If you care about data quality and about making sure that the analysis you present to your clients rests on solid, actionable foundations – this transparency is a big deal.

  • Utilization data can answer more complex questions than traditional summary tables.

In limited contexts, the performance of summary table utilization counts is comparable to that of Deerwalk’s data-driven methods. Traditional vendors have been answering questions about Admissions and ER Visits for decades and will do a good job in most cases of giving accurate enough accounts of usage and average cost for those metrics.

The real issue is that summary table methods create what we call “anamorphic analysis” – analysis that only works if you view it from a certain angle. Summary tables can provide accurate enough estimations of the (very) big picture, but only if you know the question ahead of time. A new question requires a new summary table, and the system starts to fall apart really quickly when the questions get more complex.
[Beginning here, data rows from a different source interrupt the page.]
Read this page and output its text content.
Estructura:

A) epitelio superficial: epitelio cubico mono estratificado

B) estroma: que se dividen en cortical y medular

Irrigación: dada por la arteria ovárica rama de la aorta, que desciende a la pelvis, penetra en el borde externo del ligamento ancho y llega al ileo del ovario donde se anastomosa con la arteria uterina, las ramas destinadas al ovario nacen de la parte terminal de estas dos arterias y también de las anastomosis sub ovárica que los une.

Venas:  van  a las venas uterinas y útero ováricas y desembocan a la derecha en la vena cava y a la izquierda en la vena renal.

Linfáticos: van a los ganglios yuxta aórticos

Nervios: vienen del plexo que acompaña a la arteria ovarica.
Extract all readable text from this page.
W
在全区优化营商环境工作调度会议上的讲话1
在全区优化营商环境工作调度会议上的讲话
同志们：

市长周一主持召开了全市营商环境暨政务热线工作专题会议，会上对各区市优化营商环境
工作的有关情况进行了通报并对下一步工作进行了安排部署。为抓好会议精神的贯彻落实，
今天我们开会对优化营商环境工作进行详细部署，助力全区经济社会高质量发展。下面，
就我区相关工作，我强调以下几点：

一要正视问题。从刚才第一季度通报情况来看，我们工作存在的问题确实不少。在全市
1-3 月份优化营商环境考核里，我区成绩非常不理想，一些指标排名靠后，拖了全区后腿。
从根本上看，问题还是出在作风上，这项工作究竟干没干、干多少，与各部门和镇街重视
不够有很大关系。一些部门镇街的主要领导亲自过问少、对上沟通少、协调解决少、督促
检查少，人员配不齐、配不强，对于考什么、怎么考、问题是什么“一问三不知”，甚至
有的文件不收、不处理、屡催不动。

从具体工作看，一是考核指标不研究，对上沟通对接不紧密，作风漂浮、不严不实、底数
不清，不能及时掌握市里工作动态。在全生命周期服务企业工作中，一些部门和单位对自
Let’s use the following complex question as an example: what are the most common diagnoses driving members over 50 to incur ER Visits costing more than $5,000?

An ER summary table set isn’t going to be able to answer this question. The only information it’s likely to have is a tally of ER Visits and ER Dollars broken down by month and your levels of aggregation. A summary table capable of answering this question would have to be designed specifically to answer this question exactly as it’s phrased – which means that if you want to answer this question, you’re paying for custom development.

Data-driven methods make this question pretty simple to answer. Remember that Plan Analytics users have access to a database of all their ER visits and because those ER visit records have more than 100 query-able fields. Simply filter your ER records by Member Age and All-In Cost, then summarize by diagnosis. (You might also want to run the same summary analysis on unfiltered ER Visits so that you can separate commonly common diagnoses from those diagnoses that are disproportionately driving expensive ER visits in members 50+). The analysis can be done in real-time – in a couple of seconds, no more.

It’s ultimately a question of technology: traditional vendors have their hands tied by SQL environments that scale poorly and can’t be transitioned to distributed systems without expensive hardware. We’ve operated Plan Analytics in a distributed, NoSQL environment since day one - the same solution to handling some of the biggest data warehouses on the planet – the likes of Google, Facebook, Amazon, and the CIA. And crucially, this decision has paid off in spades, not only in the cost-efficiency and speed of our products, but also the accuracy and comprehensiveness of the analysis our products provide.